No, it's not going to calm down any time soon, that much I can tell, but hopefully I am starting to acclimate to it a bit more. Adaptation, you know. It's important! 

In any case... Lent was truly beautiful this year; Holy Week, the Triduum, and Easter Sunday, so wonderful. It truly is all beyond words; I am inadequate to the task of description, except to say that our Lord is good and loving, and loves us far beyond our imaginings. 

True Easter joy. At home after the Easter Vigil, I found myself unwilling to go to bed in the early moments of Easter Sunday - and sitting in my living room, pondering the Resurrection, and feeling kind of like a kid on Christmas, with the best gift EVER. Resurrection. Easter. Eternal joy. 

Yet all of this Easter wonderfulness has made me think again about Lent. If the point of Lent is to strengthen our discipline and help us to grow closer to God, why are we sometimes so willing to cast aside all of our Lenten discipline as soon as Easter arrives?

Don't worry - I'm not suggesting that you should drop that chocolate bunny you're munching on right now. I'm simply suggesting that, if we who try our best to love the Lord and work toward serving him with pure hearts and minds, have strengthened our wills to do so through our Lenten practices... why do we so easily forget those disciplines when Easter arrives? 
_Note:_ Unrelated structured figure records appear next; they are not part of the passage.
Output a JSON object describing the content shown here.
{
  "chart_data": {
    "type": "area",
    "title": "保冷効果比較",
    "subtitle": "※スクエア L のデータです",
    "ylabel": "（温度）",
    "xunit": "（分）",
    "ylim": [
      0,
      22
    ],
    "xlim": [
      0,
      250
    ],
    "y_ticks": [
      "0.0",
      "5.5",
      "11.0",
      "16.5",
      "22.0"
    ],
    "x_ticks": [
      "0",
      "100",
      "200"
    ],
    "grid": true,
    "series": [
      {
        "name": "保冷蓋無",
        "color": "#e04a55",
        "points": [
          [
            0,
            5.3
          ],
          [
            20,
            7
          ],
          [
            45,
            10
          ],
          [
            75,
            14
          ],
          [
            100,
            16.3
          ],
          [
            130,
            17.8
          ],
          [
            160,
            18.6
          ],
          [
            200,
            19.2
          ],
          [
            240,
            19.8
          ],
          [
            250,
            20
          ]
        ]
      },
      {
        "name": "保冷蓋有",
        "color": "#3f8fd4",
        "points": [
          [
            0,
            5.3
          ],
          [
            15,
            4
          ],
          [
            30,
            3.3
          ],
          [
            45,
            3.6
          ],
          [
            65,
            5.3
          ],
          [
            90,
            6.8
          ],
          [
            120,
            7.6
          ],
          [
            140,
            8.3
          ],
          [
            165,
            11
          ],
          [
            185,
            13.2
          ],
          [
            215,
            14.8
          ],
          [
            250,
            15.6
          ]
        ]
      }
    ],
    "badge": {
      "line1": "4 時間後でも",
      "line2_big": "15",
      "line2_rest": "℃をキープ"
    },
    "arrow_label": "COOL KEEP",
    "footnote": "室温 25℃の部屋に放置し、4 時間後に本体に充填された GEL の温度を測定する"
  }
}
I went to Mass tonight (eh, last night, as I am now posting this Wednesday morning) and when I walked into the chapel, I was immediately struck by how few people were there. Last Tuesday, the chapel was quite full. This evening, only a handful of people were there. 

Lent is over, I get that. What I don't understand is... Easter is here - so why did everyone leave? If we go through 40+ days of Lent, trying to grow stronger in our walk with God, why are we so willing to give up those things that helped us grow in strength, just because Lent is over??

It's EASTER, FOR CRYING OUT LOUD. The season of the Lord's resurrection. Shouldn't we still be filling our churches on the weekdays, coming to receive the Eucharist, seeking that sacramental food that strengthens and sustains us? The Eucharist - truly the Body and Blood of Jesus Christ - is transformative. 

Do we really understand what we were doing during Lent? Why do we work to be close to the Lord for 40-ish days, and then drop the routine and go back to business as usual? 

(Note: yes, of course, I realize not EVERYONE does this... but I also realize that there are plenty of us - myself included - who have done it before!)

Lent should change our lives, should alter our way of life. I'm not saying you should give up caffeine or chocolate permanently. What I am saying is, we shouldn't only pursue self-mastery and a deeper relationship with the Lord during Lent. I think we all need a sense of Lent in our lives, all year long - because until we pass from this life to the next, we haven't run the race, we are still competing. Ven. Archbishop Fulton Sheen said it well:

"If a man is ever to enjoy communion with Christ, so as to have the blood of God running in his veins and the spirit of God throbbing in his soul, he must die to the lower life of the flesh. He must be born again. And hence the law of Calvary is the law of every Christian: unless there is a Cross there never be the resurrection, unless there is the defeat of Calvary there will never be the victory of Easter, unless there are the nails there will never be the glorious wounds, unless there is the garment of scorn there, will never be the robes blazing like the sun, unless there is the crown of thorns there will never be the halo of light, for the law laid down at the beginning of time which shall be effective until time shall be no more, is that no one shall be crowned unless he has struggled and overcome."

Alleluia! Praised be Jesus Christ, now and forever!